5 Keys to Crisis Management- Send In The Wolf!

When people ask me what I actually do for a living, I sometimes ask them if they remember “The Cleaner” from the movie Pulp Fiction.  In the movie, there is a bloody murder that occurs in a car and they call a guy called “The Wolf” (Harvey Keitel) who shows up in a tuxedo and his specialty is to make the crime scene disappear.  When I say “The Cleaner” most folks immediately remember him and chuckle a bit about the comparison, however, it’s really not that far off in many ways.


My job invariably includes problem solving and crisis management.  In most cases, the damage (the murder) has already occurred.  I can’t stop it from happening.  My job is to figure a way out that will result in the least amount of collateral damage.  In the construction business bad things can happen even to the most organized and professional companies.  Subcontractors will walk away from their obligations.  Owners will ignore contract responsibilities.  Misappropriation of payments.   We have theft, damage, lying, cheating, injuries, and corruption.  I have seen some truly amazing things happen.  Instances  where you say to yourself- “there is no way that they would do that!”   And then it happens!  Desperate people will do very foolish things.  And the legal system is largely useless.  We protect ourselves as best as we can with solid processes and early warning systems but they are not flawless.  We have chinks in our armor.  So bad things will happen.  It’s inevitable.

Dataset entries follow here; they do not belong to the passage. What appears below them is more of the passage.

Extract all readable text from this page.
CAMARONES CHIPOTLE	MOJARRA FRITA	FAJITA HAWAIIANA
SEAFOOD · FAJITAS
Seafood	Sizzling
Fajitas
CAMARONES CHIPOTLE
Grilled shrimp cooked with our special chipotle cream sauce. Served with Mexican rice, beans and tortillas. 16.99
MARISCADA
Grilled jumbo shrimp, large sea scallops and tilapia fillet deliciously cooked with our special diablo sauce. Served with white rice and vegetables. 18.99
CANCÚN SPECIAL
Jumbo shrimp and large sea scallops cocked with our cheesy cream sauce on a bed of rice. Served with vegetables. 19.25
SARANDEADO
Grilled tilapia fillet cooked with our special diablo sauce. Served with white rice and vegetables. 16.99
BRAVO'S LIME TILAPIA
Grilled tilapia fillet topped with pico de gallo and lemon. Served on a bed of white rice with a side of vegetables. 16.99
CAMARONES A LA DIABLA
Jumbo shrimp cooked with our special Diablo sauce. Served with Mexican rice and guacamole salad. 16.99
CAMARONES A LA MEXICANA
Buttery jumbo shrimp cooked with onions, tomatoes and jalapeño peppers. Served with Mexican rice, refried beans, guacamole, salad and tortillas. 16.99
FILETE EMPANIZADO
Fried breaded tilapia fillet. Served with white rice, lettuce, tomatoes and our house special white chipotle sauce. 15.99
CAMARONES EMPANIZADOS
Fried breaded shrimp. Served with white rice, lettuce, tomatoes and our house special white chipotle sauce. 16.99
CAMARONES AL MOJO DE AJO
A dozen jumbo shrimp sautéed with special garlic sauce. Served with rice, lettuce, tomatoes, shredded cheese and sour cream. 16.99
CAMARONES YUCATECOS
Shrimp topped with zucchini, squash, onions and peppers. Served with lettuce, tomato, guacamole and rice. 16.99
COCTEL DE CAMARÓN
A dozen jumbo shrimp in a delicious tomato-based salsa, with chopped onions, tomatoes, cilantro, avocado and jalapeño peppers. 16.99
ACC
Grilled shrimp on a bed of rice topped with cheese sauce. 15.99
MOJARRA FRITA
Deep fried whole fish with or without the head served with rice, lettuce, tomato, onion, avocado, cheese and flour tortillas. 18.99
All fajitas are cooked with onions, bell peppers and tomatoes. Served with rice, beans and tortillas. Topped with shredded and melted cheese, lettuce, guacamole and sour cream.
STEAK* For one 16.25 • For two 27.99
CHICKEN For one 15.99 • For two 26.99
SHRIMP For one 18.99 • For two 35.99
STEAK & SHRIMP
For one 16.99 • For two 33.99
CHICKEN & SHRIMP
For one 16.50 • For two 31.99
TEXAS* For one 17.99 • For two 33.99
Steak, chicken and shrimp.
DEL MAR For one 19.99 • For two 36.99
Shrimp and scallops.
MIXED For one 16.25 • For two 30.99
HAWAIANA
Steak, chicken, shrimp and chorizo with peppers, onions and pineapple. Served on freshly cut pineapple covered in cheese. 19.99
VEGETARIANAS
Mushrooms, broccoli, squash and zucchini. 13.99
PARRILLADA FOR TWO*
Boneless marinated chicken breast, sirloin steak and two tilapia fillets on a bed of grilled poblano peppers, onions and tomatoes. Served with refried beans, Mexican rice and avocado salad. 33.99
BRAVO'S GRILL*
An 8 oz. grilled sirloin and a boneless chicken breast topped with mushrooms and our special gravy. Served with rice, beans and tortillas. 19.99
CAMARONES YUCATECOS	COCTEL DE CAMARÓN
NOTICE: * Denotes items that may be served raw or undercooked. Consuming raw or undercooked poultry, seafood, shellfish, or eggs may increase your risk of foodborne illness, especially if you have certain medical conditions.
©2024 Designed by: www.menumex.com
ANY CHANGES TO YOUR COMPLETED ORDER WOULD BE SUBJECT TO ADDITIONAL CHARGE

What do you do when you encounter a crisis situation?  We can get a few clues from the Wolf:

Stay Calm:  The Wolf shows up in tuxedo and calmly reviews the situation and then asks Jimmy for a cup of coffee.  He doesn’t get rattled.  He is calm and confident.  Remember that your disposition will rub off on others.  If you get angry or start throwing around blame the folks you need most to help you will likely check out.  You need to keep them engaged to find your way out.  You need them to have a cool head and to be able to think clearly.  Stay calm and confident.

Call an Expert:  When the Wolf comes to the door he says, “I solve problems”.  They called the Wolf because he is the best.  He’s been in the situation before.  He’s experienced.  The Wolf accesses the situation and immediately starts to give instructions on how to clean up the mess.  There is no hesitancy or reluctance to act.  He doesn’t need to think.  He’s been there before.  This is the kind of direction that you need when you are in a tough situation.

Get the Facts:  When the Wolf arrives he immediately begins to get the facts.  He asks a series of questions.  With the responses, he puts together a timeline on when things needs to happen.  He views the conditions and formulates a plan to clean and dispose of the car using what he has available.

Be Specific: When the Wolf gives direction he is specific.  He tells Jules (Samuel Jackson) and Vincent (John Travolta) exactly what to do.  He tells them what areas to concentrate on and what is wasted time.  Once he has given the instructions, there is no need for questions- just action.  They have their marching orders.  They know what to do.

Time is Critical:  The Wolf keeps things moving quickly and efficiently.  He knows that time is not on your side.  The quicker you start fixing the problem, the better.  Don’t put your head in the sand.  It will not go away all by itself.

Crisis management is part of leading any team.  Bad things are going to happen.  You must control your emotions, keep a clear head, assess the situation, get help, and move immediately to fix the conditions.  Your team is looking for your help, not your criticism.  There will be plenty of time for that later.  For now, move quickly and efficiently and get the situation under control.  A crisis is like a forest fire.  If you don’t get it under control quickly and completely it will spiral out of control.  Be like the Wolf.  Be a problem solver!